西洋占星術の海王星とは?意味・象徴・影響をやさしく解説

西洋占星術において、海王星は夢・直感・幻想を司る天体とされています。目に見えない世界への感受性、芸術的インスピレーション、そしてスピリチュアルな次元とのつながりを表す惑星です。境界を溶かしすべてを融合させるような、神秘的なエネルギーを持つ天体とされています。

目次

海王星の象徴と意味

海王星は夢と幻想の領域を司る天体とされています。想像力、直感、霊感、慈悲心、そして自我の境界を超えた一体感と結びつくといわれています。ローマ神話の海の神ネプトゥーヌスに由来し、海のような深さと神秘性を象徴するとされています。

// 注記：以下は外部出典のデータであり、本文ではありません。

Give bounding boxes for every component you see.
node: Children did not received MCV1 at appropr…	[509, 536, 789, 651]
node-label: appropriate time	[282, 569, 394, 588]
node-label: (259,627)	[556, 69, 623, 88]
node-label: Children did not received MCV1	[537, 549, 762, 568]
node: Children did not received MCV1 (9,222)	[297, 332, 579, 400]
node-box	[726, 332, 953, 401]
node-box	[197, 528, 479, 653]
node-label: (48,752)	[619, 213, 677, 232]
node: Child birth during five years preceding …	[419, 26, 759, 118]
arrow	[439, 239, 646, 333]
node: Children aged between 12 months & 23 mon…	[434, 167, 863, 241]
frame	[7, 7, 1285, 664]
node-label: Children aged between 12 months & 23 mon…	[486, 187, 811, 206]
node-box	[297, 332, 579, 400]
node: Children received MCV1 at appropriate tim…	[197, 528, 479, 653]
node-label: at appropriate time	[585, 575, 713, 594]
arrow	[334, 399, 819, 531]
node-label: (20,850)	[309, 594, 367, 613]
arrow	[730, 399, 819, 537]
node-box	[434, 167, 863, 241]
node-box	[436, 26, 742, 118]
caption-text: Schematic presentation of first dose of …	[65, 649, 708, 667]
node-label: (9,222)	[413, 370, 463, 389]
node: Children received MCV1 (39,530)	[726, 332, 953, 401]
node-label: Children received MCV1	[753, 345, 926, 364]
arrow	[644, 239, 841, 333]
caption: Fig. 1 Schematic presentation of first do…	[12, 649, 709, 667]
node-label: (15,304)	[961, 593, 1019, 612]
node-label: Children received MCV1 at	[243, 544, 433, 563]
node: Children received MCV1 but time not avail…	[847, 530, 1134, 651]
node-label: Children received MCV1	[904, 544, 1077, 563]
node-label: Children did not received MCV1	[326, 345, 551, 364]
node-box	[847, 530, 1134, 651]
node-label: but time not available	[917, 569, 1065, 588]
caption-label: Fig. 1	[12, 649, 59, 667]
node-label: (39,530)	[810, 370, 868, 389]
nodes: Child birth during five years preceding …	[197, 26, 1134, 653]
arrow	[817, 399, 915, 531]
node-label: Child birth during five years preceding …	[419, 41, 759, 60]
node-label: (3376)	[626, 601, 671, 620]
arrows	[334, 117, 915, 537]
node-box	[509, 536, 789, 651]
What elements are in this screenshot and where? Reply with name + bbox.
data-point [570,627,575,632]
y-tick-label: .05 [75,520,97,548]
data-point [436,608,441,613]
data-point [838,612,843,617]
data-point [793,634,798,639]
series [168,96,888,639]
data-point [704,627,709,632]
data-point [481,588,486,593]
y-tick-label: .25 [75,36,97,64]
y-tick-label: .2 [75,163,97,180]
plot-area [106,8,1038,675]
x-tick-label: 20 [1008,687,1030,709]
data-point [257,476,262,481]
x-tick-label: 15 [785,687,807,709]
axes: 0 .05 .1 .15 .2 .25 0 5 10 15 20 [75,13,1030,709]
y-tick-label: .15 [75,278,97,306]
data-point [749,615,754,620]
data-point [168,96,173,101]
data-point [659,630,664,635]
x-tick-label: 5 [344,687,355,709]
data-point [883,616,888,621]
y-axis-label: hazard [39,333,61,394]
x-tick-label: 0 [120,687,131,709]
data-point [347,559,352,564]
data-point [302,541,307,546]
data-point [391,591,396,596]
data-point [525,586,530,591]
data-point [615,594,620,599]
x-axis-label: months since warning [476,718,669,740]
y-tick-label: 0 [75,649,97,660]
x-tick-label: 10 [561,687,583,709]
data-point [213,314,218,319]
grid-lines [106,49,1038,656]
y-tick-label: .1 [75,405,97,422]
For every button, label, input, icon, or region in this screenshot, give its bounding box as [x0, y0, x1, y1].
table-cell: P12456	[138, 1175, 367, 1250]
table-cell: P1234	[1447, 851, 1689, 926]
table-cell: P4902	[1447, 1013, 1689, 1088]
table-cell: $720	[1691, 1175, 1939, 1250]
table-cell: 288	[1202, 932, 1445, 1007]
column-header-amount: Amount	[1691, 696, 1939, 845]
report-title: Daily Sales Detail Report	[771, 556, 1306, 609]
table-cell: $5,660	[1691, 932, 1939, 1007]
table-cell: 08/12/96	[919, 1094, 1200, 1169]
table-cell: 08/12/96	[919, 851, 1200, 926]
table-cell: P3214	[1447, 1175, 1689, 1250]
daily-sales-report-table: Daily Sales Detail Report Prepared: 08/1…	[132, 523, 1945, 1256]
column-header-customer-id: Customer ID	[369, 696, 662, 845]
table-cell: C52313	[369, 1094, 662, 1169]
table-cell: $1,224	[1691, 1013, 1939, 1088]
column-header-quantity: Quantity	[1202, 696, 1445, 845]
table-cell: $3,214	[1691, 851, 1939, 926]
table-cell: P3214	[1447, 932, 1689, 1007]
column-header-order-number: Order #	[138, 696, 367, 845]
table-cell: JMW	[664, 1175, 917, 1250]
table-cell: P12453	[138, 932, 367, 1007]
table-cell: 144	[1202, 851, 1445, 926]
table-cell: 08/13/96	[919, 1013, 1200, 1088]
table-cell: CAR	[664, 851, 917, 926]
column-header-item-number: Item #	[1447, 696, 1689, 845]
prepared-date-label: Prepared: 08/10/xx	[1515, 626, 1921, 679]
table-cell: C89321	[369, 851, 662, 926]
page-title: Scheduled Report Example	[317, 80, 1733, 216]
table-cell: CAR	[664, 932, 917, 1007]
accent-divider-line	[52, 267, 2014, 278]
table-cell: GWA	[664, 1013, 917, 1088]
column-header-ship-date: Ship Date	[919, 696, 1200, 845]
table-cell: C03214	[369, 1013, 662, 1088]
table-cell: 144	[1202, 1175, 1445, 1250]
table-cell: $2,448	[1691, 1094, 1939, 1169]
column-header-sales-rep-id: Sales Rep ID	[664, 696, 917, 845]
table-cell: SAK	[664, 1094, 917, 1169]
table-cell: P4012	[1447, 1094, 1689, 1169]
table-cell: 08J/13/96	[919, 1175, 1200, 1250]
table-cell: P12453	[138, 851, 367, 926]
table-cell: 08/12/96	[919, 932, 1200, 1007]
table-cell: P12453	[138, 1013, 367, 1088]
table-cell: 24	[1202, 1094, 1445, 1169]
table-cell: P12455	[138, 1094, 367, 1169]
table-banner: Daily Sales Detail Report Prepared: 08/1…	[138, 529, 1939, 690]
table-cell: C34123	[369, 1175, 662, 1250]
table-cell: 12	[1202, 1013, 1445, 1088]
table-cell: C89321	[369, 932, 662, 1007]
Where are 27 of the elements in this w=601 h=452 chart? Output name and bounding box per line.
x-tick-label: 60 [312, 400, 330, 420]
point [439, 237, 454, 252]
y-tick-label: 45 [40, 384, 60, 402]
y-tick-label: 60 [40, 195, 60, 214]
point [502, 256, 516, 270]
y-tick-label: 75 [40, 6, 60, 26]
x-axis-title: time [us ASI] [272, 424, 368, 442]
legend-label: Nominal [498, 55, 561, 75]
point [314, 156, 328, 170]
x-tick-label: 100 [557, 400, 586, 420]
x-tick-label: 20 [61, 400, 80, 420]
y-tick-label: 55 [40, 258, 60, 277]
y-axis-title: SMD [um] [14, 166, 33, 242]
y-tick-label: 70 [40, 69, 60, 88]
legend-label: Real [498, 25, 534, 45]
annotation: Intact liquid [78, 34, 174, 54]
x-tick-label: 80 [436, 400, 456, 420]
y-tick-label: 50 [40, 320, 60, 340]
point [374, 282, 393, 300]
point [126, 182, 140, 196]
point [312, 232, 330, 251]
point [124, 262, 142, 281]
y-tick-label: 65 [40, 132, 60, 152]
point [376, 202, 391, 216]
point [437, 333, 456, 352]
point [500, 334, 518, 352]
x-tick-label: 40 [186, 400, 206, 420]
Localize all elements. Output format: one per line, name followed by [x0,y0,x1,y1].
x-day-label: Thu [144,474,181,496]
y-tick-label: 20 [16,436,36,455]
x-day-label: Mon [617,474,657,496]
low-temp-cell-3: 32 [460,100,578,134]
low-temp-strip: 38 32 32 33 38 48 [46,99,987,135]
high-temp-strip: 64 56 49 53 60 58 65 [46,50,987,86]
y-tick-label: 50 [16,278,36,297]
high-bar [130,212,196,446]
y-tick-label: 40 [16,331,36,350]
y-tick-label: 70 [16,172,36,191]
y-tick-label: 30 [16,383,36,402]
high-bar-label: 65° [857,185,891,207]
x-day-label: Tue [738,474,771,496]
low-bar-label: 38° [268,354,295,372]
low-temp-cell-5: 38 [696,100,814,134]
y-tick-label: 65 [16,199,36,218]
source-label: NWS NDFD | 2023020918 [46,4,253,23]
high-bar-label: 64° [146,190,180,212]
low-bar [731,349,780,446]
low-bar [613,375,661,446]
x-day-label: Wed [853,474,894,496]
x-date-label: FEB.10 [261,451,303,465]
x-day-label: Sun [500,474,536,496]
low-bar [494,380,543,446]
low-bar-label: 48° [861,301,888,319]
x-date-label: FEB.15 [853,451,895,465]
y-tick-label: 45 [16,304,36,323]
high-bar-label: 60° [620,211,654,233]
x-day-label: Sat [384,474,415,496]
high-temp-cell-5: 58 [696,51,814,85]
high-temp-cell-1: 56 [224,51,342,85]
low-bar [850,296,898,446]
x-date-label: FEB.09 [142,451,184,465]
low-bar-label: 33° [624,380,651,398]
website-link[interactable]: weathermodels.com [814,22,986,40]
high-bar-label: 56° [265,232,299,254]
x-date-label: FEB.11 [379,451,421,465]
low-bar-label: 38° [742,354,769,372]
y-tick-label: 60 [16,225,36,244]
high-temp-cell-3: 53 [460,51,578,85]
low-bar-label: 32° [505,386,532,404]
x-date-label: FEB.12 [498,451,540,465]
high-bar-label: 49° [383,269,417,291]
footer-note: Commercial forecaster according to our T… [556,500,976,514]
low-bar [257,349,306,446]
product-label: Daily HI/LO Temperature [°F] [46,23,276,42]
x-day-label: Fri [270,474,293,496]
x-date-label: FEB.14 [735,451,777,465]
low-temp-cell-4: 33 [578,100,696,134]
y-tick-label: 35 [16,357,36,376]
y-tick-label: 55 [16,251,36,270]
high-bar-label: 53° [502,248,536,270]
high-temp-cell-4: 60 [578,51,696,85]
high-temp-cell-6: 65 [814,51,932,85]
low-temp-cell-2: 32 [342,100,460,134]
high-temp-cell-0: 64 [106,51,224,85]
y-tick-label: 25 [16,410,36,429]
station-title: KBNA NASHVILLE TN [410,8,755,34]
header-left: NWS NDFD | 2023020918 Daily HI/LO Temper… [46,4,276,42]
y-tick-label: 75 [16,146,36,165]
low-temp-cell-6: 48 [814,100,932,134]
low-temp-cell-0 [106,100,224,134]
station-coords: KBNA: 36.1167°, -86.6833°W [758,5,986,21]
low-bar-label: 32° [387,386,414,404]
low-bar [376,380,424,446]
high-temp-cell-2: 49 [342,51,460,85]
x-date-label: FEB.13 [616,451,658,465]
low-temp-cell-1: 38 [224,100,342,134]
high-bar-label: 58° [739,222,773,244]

うお座の守護星(ルーラー)であり、うお座が持つとされる豊かな感受性やスピリチュアルな志向と密接に関連しています。映画、音楽、写真、薬物、宗教といったテーマとも結びつけられ、現実と幻想の境界を曖昧にする力を持つとされています。それが創造的に働けばインスピレーションに、否定的に働けば現実逃避や依存症につながるとも考えられています。

ホロスコープでの海王星

海王星がどの星座にあるかは、その世代がどのような形で理想や夢を追求するかを示すとされています。ひとつの星座に約14年間滞在するため、同世代の集合的なビジョンを表すといわれています。個人への影響としては、海王星が入るハウスや他の天体とのアスペクトがより重要です。

海王星が入るハウスは、もっとも理想主義的になりやすい領域を示します。第12ハウスならスピリチュアルな感受性が強くなり、第5ハウスなら創造表現やロマンスに理想を追い求める傾向があるとされています。

海王星が強い人の特徴

海王星のエネルギーが強い人は、直感力に優れ芸術的感性が豊かである傾向があるとされています。深い共感力を持ち、音楽・絵画・映像・詩といった創造分野で才能を発揮する人も多いといわれています。

一方で過剰に働く場合は、現実と理想の区別がつきにくくなる、現実逃避の傾向が強まる、他者に騙されやすくなるといった面が出ることもあるとされています。

逆行(レトログレード)の意味

海王星は毎年約5か月半にわたって逆行するとされています。この期間は外の世界に投影していた幻想が薄れ、より現実的な視点が戻りやすくなるといわれています。理想化していたものの実態が見えてきたり、内面の幻想に気づいたりする時期とされています。

スピリチュアルな探求がより内面的な方向に深まりやすいとも考えられています。海王星は非常に動きの遅い天体であるため、逆行の影響は集合的な意識の変化として長い時間をかけて現れるともいわれています。

補足・豆知識

海王星は1846年に数学的予測に基づいて発見された惑星であり、「目に見えないものを直感で捉える」という海王星の象徴と発見の経緯が不思議な一致を見せています。公転周期は約165年と非常に長く、人の一生で黄道十二宮の半分も回りきれません。タロットカードでは「吊された男(The Hanged Man)」と対応するとも考えられ、視点の転換・手放しといったテーマが共通しています。発見時期は写真術の発明やスピリチュアリズム運動の興隆と重なっているとも指摘されています。